For the second year in a row, AT&T's LTE service has proven to be the fastest in our survey of wireless broadband performance across the United States. T-Mobile LTE appears to be spreading rapidly, and is pumping out high speeds. Verizon LTE is reasonably quick and easily the most pervasive, while Sprint LTE lacks speed in urban centers.
Those are the top-line findings of our most recent study of real-world wireless broadband performance in America. In March and April, we measured the LTE services of the four major national wireless carriers in 20 cities from coast to coast.
LTE goes mainstream
A quarter of U.S. cellular subscribers now have LTE service, and analysts expect that number to grow to nearly 70 percent in 2017. More and more new phones will bear the LTE label, and phones that connect only to 3G service will become increasingly rare.

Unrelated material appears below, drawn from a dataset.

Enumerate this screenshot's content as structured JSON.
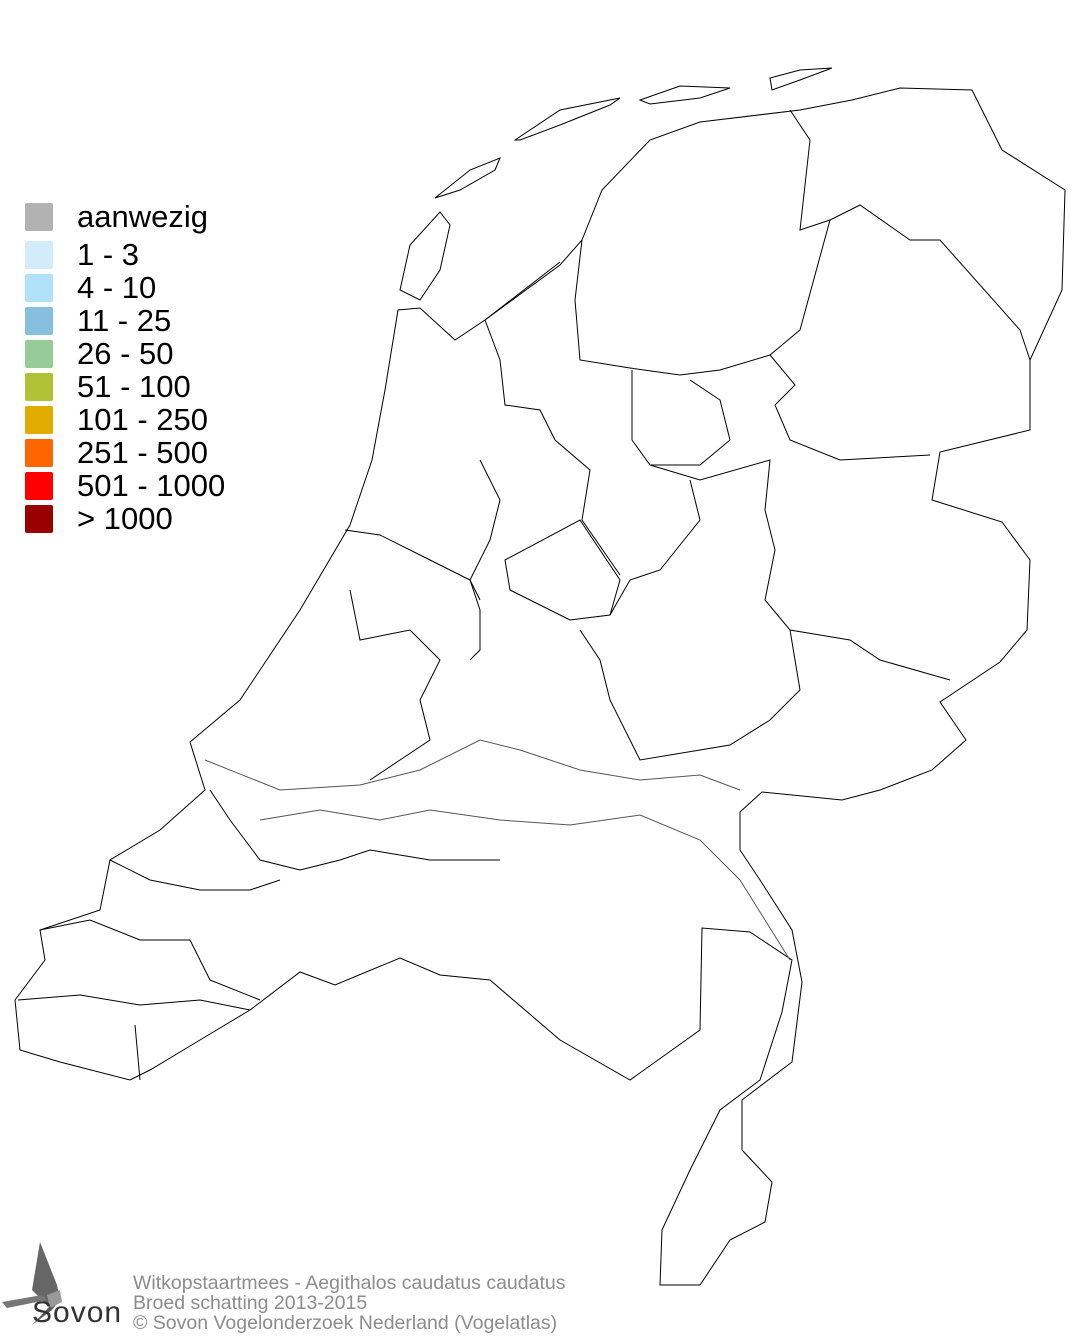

In fact, 3G networks were originally designed for voice, not data. The carriers retrofitted them with IP technology to make them convey data, but you can retrofit only so much until returns (in speed and capacity) begin to diminish. New LTE networks are constructed from top to bottom with IP as their main language, so they are far faster, more economical, and more flexible than the clunky old 3G networks. But 4G is very expensive to build from the ground up, as investors in the Big Four wireless carriers can attest.
The advent of the iPhone and then Android phones--plus their insatiable hunger for bandwidth--caught the carriers by surprise. Since then, the carriers have embraced the high-margin business of moving mobile data, and have invested billions in upgrading old networks and building new ones.
Somewhat ironically, it is the carrier that was originally (and very publicly) stung by the mobile-data crunch that now leads the race for faster data speeds.
AT&T is still the fastest
About 30 percent of AT&T's smartphone customers now use an LTE device, the company says. AT&T tells its customers to expect the same upload and download speeds from its LTE network as Verizon does, about 5 to 12 megabits per second for downloads and 2 to 5 mbps for uploads. AT&T delivers a bit more, pushing the high end of the download range and exceeding the upload range.
In our tests, AT&T's network averaged download speeds of 13.15 mbps, and 6.45 mbps for uploads. We saw average download speeds of above 15 mbps in six cities: Boston, Denver, Las Vegas, San Diego, San Jose, and Seattle. The average speeds in two of those cities, Denver and San Jose, surpassed 21 mbps, marking the only 20-plus-mbps showings of any service in our study. AT&T LTE clocked average download speeds of greater than 10 mbps in 16 of the 20 cities we tested.